Goldwater Moment
Since Rick Perlstein's book on Barry Goldwater seems to be such a
hot topic these days, it's probably worth pointing out
this long Perlstein essay on what
he thinks the Democrats should do to win in the long-term. Rather unsurprisingly, he thinks they need a Goldwater moment of their own, built around economic populism. Ho hum, yeah, but some of the
responses and critiques he got were a bit more provocative.

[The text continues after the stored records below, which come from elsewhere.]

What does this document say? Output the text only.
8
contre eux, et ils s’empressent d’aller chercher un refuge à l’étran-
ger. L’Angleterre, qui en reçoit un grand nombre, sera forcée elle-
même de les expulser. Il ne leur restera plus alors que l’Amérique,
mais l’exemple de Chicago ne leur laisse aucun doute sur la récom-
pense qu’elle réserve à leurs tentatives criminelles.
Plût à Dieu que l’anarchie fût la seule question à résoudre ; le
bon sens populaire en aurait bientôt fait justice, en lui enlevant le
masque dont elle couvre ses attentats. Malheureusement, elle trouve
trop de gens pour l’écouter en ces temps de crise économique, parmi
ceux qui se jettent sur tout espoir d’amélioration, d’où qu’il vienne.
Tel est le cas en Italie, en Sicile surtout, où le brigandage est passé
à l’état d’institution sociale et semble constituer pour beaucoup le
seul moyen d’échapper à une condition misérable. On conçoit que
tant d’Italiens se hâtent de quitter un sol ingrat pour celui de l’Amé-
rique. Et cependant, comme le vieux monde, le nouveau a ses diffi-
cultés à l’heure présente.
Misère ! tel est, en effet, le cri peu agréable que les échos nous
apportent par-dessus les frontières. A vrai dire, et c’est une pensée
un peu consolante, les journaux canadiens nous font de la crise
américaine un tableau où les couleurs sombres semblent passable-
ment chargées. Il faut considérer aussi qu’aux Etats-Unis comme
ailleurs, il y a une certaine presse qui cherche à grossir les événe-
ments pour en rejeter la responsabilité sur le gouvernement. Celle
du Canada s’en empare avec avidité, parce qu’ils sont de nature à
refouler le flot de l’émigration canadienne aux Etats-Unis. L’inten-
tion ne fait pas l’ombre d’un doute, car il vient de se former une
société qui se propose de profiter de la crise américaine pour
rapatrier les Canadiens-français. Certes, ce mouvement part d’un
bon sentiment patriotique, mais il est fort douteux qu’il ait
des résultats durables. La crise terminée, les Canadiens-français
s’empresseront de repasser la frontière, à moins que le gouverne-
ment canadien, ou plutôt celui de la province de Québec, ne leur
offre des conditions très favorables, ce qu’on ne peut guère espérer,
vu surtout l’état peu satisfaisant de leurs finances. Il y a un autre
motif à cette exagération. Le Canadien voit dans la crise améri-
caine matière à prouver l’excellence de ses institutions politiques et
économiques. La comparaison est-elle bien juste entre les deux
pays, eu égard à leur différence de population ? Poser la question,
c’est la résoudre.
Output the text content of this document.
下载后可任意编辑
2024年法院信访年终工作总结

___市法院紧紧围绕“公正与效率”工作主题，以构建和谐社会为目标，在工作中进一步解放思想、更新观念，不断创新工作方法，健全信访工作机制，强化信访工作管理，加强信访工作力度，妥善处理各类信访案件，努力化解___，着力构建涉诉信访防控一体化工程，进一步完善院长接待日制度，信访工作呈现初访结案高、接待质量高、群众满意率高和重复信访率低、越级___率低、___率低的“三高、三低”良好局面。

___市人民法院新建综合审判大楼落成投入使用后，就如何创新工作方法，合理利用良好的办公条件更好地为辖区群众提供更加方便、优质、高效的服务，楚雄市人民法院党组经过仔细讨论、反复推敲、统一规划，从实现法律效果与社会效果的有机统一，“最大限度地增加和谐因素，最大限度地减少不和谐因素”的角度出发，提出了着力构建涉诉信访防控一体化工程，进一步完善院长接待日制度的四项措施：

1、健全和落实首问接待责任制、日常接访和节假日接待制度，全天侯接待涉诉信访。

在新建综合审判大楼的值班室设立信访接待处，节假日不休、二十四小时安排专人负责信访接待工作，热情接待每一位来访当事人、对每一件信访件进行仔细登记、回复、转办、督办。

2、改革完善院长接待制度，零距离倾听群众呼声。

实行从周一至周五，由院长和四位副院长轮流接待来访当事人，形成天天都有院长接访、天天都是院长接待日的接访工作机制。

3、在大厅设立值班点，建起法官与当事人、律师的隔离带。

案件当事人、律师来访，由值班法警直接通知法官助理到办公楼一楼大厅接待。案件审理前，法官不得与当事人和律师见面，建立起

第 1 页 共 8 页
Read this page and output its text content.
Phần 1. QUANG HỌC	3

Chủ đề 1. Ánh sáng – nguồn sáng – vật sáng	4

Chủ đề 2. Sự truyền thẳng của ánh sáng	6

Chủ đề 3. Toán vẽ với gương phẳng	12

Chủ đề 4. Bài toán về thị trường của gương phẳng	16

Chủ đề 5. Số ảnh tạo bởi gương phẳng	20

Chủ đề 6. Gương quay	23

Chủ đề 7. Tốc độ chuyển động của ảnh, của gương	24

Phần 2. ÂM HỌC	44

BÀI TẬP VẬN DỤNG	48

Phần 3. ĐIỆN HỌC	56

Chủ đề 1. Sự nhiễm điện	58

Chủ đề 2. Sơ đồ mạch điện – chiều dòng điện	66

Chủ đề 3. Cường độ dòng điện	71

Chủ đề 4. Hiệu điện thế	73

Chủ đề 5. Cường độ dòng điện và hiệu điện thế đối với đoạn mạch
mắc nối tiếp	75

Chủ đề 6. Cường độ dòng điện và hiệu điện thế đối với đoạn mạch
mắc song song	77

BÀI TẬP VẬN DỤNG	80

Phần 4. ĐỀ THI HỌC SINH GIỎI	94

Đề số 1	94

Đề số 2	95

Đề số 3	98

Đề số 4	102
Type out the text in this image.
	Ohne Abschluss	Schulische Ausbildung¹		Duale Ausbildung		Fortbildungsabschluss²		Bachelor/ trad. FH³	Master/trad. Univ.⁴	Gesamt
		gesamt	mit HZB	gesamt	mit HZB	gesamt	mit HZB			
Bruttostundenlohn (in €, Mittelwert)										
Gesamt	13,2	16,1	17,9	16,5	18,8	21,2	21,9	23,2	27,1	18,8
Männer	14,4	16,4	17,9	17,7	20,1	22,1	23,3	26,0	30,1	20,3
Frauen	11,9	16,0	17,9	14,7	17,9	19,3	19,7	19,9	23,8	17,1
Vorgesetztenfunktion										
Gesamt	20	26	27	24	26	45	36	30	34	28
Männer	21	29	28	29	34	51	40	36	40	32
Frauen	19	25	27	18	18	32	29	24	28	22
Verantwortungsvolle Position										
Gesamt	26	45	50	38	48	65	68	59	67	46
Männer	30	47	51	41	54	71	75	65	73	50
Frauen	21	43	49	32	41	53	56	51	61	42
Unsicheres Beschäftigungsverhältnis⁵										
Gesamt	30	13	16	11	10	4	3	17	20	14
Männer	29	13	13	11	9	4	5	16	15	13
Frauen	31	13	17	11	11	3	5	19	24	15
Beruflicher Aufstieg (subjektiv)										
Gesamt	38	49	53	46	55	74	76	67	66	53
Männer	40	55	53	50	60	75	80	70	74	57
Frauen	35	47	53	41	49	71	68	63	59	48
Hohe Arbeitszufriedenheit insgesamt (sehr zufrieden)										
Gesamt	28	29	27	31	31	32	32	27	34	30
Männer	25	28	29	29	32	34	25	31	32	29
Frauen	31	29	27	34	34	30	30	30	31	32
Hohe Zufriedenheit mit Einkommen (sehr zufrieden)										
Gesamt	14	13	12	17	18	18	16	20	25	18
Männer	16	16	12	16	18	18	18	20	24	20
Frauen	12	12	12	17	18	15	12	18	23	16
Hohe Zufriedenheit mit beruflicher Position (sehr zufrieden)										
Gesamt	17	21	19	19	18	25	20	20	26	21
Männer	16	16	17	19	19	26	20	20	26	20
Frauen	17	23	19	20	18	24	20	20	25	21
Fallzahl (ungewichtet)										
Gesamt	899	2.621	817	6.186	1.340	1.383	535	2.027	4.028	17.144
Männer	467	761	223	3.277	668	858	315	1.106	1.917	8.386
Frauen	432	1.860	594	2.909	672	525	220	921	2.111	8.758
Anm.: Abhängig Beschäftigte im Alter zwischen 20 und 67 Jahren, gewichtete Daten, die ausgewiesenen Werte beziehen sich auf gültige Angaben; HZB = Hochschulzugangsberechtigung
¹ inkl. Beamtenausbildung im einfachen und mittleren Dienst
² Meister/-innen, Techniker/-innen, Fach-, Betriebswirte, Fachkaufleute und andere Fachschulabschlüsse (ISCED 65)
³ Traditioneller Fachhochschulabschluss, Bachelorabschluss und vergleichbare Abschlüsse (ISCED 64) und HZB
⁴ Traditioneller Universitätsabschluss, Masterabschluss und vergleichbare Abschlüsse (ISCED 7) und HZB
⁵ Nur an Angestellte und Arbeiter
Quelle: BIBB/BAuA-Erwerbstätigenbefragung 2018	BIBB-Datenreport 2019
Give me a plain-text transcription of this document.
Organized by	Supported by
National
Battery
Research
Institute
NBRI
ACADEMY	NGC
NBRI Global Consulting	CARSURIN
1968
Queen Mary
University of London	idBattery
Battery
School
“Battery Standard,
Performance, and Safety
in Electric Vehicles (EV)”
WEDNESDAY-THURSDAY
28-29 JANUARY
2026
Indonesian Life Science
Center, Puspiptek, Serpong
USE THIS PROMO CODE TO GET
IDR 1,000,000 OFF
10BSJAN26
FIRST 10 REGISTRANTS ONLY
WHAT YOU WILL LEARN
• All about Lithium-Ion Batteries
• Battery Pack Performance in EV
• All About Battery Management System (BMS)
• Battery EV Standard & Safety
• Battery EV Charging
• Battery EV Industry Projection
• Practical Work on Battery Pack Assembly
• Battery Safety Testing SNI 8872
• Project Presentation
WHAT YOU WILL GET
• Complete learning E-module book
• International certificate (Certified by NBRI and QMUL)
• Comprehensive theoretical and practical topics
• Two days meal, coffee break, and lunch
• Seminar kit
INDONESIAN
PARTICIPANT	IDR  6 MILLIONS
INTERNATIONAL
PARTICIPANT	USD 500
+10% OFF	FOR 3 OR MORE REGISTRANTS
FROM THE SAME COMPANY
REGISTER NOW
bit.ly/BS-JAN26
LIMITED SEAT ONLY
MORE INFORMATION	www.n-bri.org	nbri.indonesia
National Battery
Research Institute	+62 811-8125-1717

Not being a student of the period—and not having read the book!—I don't have a whole lot to add, except to lament the fact that LBJ had to get bogged down in the Vietnam War. The Democrats had crushed—crushed!—the conservative movement after 1964, and presumably they could have gone on for ages. People like to note that Richard Nixon proved to be a pretty liberal fellow, but his appointments to the Court (Burger, Blackmun, Powell, Rehnquist) certainly set back the growing liberal consensus on guaranteeing economic rights. Humphrey or a second-term LBJ or even Robert F. Kennedy would have pushed much further, and odds are the Goldwater movement would have had to wander around in the wilderness for a lot longer. So even their 16-year "exile" from American politics (from Goldwater's defeat to Reagan's election), during which America became a
lot more progressive, was less progressive than it might have been. They were lucky, and the Democrats unlucky for imploding, but the price of exile could have been much, much
worse.
By the way, John Kenneth Galbraith
seems to think that JFK would have pulled the U.S. out of the Vietnam. Oh how fun alternate history might have looked.